I save the windows just before the unload and reopen them just after the project opens. Unfortunately these are COM interfaces so I had to pass in not an IStream but an OLE.IStream so while the ReopenDocumentWindows is easy below...

listener.OnQueryUnloadProject += () =>
{
    comStream = SaveDocumentWindowPositions(winmgr);
};
listener.OnAfterOpenProject += () => { 
    int hr = winmgr.ReopenDocumentWindows(comStream);
    comStream = null;
};

The SaveDocumentWindowPositions is more complex, but basically "make a memory stream, save the documents, and seek back to the beginning of the stream."

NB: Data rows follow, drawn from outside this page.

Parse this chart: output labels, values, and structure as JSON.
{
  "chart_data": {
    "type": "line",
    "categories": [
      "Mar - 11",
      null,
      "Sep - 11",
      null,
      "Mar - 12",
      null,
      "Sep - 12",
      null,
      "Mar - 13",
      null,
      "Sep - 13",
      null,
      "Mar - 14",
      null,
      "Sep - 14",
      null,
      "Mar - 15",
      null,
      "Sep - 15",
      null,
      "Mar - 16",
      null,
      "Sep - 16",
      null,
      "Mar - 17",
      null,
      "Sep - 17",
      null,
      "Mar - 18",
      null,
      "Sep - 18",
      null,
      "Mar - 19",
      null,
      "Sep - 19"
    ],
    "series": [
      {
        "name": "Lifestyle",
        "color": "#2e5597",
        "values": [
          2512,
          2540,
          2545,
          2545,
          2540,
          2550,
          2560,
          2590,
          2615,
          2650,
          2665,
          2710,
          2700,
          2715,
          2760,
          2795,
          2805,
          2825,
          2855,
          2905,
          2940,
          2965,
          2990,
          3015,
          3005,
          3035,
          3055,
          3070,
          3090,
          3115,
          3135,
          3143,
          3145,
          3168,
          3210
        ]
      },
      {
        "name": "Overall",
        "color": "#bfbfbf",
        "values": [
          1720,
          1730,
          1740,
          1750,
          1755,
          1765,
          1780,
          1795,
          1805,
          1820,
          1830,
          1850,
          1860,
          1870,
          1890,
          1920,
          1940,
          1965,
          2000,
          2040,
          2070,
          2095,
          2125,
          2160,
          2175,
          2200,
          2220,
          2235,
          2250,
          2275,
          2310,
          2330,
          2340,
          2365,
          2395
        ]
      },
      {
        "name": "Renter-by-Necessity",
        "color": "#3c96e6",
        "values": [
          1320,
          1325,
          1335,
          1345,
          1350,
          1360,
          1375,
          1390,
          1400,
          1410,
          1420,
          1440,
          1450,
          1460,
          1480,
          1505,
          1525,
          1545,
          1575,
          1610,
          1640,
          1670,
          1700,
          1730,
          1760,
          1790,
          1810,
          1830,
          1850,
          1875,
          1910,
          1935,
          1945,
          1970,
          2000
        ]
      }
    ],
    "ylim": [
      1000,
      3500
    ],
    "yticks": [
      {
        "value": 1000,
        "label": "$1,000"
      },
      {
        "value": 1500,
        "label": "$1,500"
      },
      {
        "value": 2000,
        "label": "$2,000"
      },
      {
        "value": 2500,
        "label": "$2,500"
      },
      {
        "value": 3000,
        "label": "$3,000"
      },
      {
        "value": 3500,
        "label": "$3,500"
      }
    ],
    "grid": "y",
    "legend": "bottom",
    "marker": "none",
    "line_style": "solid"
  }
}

private IStream SaveDocumentWindowPositions(IVsUIShellDocumentWindowMgr windowsMgr)
{
    if (windowsMgr == null)
    {
        return null;
    }
    IStream stream;
    NativeMethods.CreateStreamOnHGlobal(IntPtr.Zero, true, out stream);
    if (stream == null)
    {
        return null;
    }
    int hr = windowsMgr.SaveDocumentWindowPositions(0, stream);
    if (hr != VSConstants.S_OK)
    {
        return null;
    }

    // Move to the beginning of the stream with all this COM fake number crap
    LARGE_INTEGER l = new LARGE_INTEGER();
    ULARGE_INTEGER[] ul = new ULARGE_INTEGER[1];
    ul[0] = new ULARGE_INTEGER();
    l.QuadPart = 0;
    //Seek to the beginning of the stream
    stream.Seek(l, 0, ul);
    return stream;
}

If this does it's job you'll never know it's there. You can test it by installing Workspace Reloader, opening a project and opening a few code files. Now, edit the CSProj as a text file (maybe add a space somewhere) and save it. Visual Studio should prompt you to Reload the Project. Workspace Reloader should keep your files and windows open.

I hope this helps a few people. The source is here.